September 7, 2023 Christina Snyder

Evening Lecture 
Great Crossings: Indians, Settlers, and Slaves in the Age of Jackson

Christina Snyder, Penn State

6 PM lecture followed by Q&A and booksigning
The Texana Room, Fondren Library, 6404 Robert S. Hyer Lane, SMU

Christina Snyder will speak about her book, Great Crossings: Indian Settlers & Slaves in the Age of Jackson (Oxford, 2017), which offers a new perspective on Jacksonian America. Great Crossings was an experimental community in Kentucky where America’s diverse peoples intersected and articulated new visions of the continent’s future. The town got its name the previous century, when bison habitually crossed Elkhorn Creek at that shallow spot. By the nineteenth century, the bison had disappeared, but Great Crossings became a different kind of meeting ground, home to the first federal American Indian school and a famous interracial family. The story of this community reflects, in microcosm, the large-scale forces shaping the continent between the War of 1812 and the Civil War, but the place itself animated some of those changes, profoundly impacting those involved and influencing national policies in the United States and in Indian country.

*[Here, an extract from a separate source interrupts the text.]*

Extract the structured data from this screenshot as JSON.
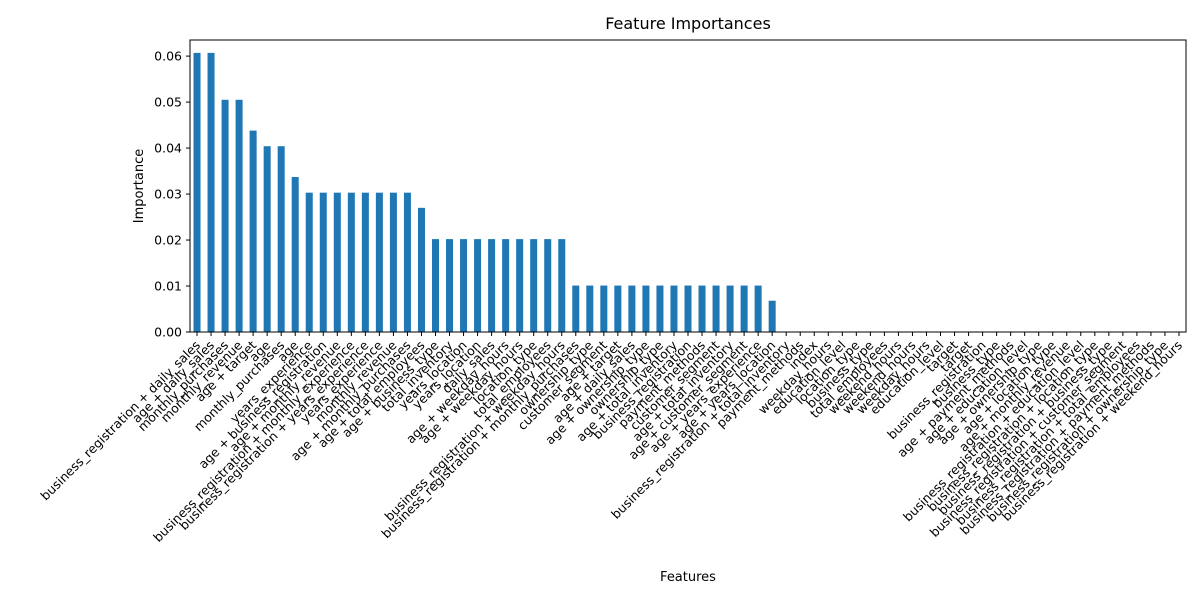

This talk examines how U.S. imperialism during the era of Indian Removal reshaped the geography of American unfreedom, bringing conflicting ideologies of race and slavery into contact with one another, and the strategies that people developed to navigate the shifting terrain.

Christina Snyder is McCabe Greer Professor of History at Pennsylvania State University. She is the author of the award-winning Slavery in Indian Country: The Changing Face of Captivity in Early America.